Thursday, May 19, 2016

Adding a strongly typed eager loading feature to an ORM

I'm currently accepting new clients and projects! If you need an experienced Software Developer, please contact me.

When I selected the data access technology to create Invotes, I was primarily searching for an ORM that reminded me of Entity Framework.

There were a number of different SQL based frameworks with their own pros and cons. Here's a short list of a few of the more prominent libraries that I evaluated:

  • Slick - The most popular Scala FRM, also known for it's steep learning curve.
  • Anorm - Bundled with Play Framework, uses plain SQL to execute queries.
  • Squeryl - A strong typed ORM that focuses on type safety with familiar SQL DSL

I decided to give Squeryl a shot since it was easy to pick up and it looked fairly similar to Entity Framework.

A week or so into the project, I ran into some productivity and peformance concerns. Squeryl worked exactly as advertised, but I wasn't thrilled with the way I had to retrieve relations for a given entity query. Rather than making a single call with a join, related entities were loaded by making additional calls to the database. Consider this schema:

Database Tables

account
- id
- first_name
- last_name
- email
account_event
- id
- account_id
- event_id
event
- id
- name
- start_timestamp
- location

In Squeryl, the simplest way to retrieve an account with their events is by touching all the properties inside of a transaction block. This generates a query for each collection, which runs and executes the appropriate SQL and populates the relation:

(Note that if these relations are accessed outside of a transaction block, an exception will be thrown).

While this is a straightforward and effective approach, it's not always performant depending on the size of the dataset being operated on.

Imagine a scenario where there are hundreds of accounts with hundreds or even thousands of events. In this case, thousands of SQL executing queries would be created to populate the model.

Joins are the obvious solution to this issue. When I first started working with Squeryl, I found that this was possible, but very inconvenient, particularly when working to retain immutable data structures.

While it worked, it was very difficult code to read and reason about. When it was time to build a new query, I found that my drive to continue drastically decreased.

My first thought was to build out an external library with helper functions, which would allow these joins to take place in a generic way. As I attempted to tackle the problem, it became apparent that this wasn't going to be a straightforward task, plus it felt like a waste to put in a large amount of effort on a problem that would be better served inside the Squeryl library itself.

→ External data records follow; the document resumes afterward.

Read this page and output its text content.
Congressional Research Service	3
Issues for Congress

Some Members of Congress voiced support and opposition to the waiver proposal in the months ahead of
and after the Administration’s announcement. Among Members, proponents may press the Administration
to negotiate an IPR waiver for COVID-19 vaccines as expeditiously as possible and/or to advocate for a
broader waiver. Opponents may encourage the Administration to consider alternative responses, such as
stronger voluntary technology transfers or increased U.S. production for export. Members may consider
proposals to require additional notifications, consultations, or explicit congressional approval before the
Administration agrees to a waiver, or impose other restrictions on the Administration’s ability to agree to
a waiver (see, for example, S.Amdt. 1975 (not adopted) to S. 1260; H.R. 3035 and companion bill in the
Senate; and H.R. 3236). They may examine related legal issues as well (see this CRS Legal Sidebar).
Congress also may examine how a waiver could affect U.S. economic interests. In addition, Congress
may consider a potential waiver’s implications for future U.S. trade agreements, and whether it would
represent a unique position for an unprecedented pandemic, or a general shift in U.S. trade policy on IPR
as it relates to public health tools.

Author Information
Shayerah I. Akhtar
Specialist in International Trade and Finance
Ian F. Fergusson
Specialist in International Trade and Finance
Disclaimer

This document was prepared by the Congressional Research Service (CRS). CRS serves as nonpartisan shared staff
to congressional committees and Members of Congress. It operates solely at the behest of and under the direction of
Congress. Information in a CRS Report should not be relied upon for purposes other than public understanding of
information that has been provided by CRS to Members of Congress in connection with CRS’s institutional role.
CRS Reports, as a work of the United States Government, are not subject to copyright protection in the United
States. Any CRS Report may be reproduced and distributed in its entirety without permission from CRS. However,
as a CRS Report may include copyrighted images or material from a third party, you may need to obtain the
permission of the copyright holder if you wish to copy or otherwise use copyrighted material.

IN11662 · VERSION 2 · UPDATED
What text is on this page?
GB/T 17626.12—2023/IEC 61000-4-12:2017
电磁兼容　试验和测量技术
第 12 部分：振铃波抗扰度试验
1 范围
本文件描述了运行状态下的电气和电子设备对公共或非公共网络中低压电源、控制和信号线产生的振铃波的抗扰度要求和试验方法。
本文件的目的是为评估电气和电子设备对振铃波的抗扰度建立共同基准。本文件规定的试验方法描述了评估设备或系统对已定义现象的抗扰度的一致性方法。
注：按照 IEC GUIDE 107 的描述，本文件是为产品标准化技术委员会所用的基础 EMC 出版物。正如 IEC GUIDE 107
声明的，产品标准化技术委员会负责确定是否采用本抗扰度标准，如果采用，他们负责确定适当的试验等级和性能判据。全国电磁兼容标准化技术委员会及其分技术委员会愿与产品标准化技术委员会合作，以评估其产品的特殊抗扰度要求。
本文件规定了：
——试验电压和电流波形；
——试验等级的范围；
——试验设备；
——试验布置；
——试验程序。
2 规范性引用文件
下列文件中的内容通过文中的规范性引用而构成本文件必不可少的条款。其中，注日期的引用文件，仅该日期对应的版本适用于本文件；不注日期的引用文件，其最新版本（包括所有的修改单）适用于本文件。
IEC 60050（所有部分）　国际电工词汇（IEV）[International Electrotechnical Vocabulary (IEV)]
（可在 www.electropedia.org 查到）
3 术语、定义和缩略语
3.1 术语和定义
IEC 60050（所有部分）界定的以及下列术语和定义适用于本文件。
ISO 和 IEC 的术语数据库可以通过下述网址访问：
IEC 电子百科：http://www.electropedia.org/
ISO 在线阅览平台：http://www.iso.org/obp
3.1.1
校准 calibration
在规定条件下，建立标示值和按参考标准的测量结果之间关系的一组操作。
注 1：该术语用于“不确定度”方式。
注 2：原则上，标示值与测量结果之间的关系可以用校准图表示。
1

The Inspiration: Entity Framework

My experience with Entity Framework reminded me that there are pre-established, elegant ways of dealing with this problem. EF comes with an eager loading feature built in:

In this example, the Include method is used to load related entities. This instructs the query that it should select Accounts with a matching username, and it should also select and materialize the AccountEvent and Event relations.

Inspired by a similar design and with no former experience in this area, I decided to try my hand at implementing a similar feature in Squeryl.

The Design

On the surface, the idea is fairly simple. Each selected entity needs to be joined to the relation that's specified to the left of it.

Jumping right in, I soon realized that entering an unfamiliar code base meant that I would be best served by breaking down the feature into more manageable chunks.

Step 1: Expose existing relational information in Squeryl

To generate a LEFT JOIN clause between two entities, there needs to be a way to retrieve the foreign key columns, which are used to build the ON clause.

In Squeryl, this relational information is defined up front (by you) in an object derived from the Schema base class:

The information existed inside this class, but it was not exposed. A new public method had to be created to retrieve the relation between two entity classes.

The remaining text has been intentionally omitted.